[Phospholamban antisense RNA transfer attenuates post-infarction remodeling and preserves cardiac functions].

Objective: To investigate whether the gene transfer of phospholamban antisense RNA could inhibit remodeling and preserve cardiac function after myocardial infarction.
Methods: Wistar rats received a ligation of left coronary with a direct intramyocardial injection of phospholamban antisense RNA eukaryote vector PcDNA4-asPLB. The cardiac function, hemodynamics and ventricular geometry of three groups (shame, saline injection and PcDNA4-asPLB injection) were studied by echocardiography and left ventricle hemodynamic recording.
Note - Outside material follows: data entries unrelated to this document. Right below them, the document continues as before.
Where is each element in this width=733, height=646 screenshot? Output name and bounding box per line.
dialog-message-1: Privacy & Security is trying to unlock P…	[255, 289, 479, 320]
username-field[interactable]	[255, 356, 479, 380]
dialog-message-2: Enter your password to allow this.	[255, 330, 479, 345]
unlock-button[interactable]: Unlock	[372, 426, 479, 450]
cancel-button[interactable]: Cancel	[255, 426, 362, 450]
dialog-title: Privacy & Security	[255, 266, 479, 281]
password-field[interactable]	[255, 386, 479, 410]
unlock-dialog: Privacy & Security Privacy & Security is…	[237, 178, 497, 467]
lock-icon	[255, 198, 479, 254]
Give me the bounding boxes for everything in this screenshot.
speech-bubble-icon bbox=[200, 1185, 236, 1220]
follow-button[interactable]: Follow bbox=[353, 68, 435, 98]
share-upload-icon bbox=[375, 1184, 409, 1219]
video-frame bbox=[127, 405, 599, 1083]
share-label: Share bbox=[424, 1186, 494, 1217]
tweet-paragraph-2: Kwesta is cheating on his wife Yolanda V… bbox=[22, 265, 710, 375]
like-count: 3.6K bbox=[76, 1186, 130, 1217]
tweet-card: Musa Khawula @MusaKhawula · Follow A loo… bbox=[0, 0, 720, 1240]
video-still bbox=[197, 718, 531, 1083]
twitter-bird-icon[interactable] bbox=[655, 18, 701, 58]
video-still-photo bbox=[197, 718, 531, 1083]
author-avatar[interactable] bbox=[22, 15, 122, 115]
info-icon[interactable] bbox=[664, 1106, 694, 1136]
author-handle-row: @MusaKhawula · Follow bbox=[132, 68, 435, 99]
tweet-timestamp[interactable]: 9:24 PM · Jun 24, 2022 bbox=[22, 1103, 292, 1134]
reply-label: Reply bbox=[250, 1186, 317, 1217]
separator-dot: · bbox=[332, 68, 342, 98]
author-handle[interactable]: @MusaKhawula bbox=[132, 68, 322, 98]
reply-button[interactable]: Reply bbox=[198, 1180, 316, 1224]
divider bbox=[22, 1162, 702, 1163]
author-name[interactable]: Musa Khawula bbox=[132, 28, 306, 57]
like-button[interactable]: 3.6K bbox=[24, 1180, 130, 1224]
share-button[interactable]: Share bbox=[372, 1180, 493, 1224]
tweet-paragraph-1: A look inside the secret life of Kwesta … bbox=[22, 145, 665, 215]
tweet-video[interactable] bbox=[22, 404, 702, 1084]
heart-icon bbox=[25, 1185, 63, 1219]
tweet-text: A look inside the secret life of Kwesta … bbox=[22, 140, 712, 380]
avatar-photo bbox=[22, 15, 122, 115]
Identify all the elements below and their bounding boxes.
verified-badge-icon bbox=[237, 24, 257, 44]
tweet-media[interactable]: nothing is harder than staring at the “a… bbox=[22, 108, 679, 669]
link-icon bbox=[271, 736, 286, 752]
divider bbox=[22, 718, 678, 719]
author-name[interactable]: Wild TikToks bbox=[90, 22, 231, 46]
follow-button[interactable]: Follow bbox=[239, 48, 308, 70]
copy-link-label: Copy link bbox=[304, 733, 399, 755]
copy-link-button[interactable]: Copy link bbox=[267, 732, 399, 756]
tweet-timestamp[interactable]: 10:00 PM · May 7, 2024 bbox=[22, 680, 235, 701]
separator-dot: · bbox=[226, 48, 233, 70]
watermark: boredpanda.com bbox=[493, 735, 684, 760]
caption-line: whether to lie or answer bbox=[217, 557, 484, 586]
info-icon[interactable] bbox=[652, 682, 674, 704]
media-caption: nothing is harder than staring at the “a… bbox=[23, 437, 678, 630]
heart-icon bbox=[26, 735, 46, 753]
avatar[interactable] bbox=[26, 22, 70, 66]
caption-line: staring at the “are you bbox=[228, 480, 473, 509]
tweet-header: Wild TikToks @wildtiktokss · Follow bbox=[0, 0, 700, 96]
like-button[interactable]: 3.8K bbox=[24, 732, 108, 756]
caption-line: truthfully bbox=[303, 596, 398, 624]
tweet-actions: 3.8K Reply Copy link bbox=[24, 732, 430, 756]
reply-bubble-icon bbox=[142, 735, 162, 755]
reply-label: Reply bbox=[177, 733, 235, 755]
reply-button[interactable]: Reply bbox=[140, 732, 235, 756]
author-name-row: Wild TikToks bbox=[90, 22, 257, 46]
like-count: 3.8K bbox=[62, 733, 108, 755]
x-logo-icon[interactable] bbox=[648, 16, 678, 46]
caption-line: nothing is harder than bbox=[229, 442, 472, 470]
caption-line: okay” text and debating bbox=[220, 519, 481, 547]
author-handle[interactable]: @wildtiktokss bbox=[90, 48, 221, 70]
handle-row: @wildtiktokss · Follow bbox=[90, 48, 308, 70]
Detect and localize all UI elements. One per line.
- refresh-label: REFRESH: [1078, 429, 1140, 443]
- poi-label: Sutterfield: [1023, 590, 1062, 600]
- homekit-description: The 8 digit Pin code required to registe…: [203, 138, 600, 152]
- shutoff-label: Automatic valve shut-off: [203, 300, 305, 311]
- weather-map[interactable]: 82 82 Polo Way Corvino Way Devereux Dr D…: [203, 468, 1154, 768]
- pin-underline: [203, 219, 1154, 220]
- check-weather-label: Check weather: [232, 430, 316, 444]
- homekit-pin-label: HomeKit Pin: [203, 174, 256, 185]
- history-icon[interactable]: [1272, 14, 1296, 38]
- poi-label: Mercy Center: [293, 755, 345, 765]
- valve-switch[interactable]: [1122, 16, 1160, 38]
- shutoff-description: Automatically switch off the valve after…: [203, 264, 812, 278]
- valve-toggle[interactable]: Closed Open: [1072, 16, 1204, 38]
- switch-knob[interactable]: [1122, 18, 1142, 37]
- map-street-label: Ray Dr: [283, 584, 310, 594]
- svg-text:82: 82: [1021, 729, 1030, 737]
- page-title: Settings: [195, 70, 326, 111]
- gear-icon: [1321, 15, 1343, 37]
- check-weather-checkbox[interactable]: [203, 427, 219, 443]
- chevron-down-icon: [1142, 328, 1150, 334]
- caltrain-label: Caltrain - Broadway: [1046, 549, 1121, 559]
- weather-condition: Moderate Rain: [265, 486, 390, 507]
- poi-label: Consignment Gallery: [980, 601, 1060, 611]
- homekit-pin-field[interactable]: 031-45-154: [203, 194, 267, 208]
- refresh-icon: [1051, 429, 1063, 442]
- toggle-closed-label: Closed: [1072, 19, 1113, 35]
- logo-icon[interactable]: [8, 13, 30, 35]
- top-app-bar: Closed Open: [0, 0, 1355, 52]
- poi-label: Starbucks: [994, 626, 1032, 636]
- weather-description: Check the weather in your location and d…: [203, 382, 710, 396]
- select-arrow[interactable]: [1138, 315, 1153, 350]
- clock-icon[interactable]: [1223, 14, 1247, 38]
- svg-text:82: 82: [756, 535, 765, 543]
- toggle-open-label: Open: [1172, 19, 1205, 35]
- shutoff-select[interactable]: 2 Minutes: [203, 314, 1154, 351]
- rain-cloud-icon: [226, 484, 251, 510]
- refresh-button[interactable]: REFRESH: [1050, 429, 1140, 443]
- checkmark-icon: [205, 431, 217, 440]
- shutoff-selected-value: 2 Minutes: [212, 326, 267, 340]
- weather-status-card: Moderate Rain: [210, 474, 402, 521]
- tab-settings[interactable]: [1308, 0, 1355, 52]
The levels of phospholamban (PLB) and sarcoplasmic reticulum Ca(2+)-ATPase (SERCA2a) were analyzed by Western blot and the expressions of atrial natriuretic peptide (ANP) and brain natriuretic peptide (BNP) examined by RT-PCR. The histological study was performed to evaluate the collage content and cardiomyocyte fiber size.
Results: The PcDNA4-asPLB injection group had significantly better systolic cardiac function and diastolic function [LVEF (39.4 +/- 7.8)% vs (30.9 +/- 7.4)%, P < 0.05; dp/dt Max (1545 +/- 127) mm Hg x s(-1) vs (1172 +/- 91) mm Hg x s(-1), P < 0.05)]. Compared with saline injection, the PLB expression was inhibited by 50% in PcDNA4-asPLB injection group (PLB/beta-actin ratio, 0.28 +/- 0.07 vs 0.57 +/- 0.11, P < 0.05) and the function of SERCA2a was enhanced [(1.47 +/- 0.21) micromol x min(-1) x g(-1) protein vs (0.34 +/- 0.13) micromol x min(-1) x g(-1) protein, P < 0.05]. The expressions of ANP and BNP in the saline injection group were elevated as compared to those in the PcDNA4-asPLB injection group. Histological study also showed that the collage density and the cardiomyocyte fiber size in the saline injection group were worse than those in the PcDNA4-asPLB injection group.
Conclusion: Intramyocardial injection of phospholamban antisense RNA eukaryote vector PcDNA4-asPLB after myocardial infarction results in PLB expression inhibition, attenuates ventricular remodeling and improves systolic and diastolic cardiac functions.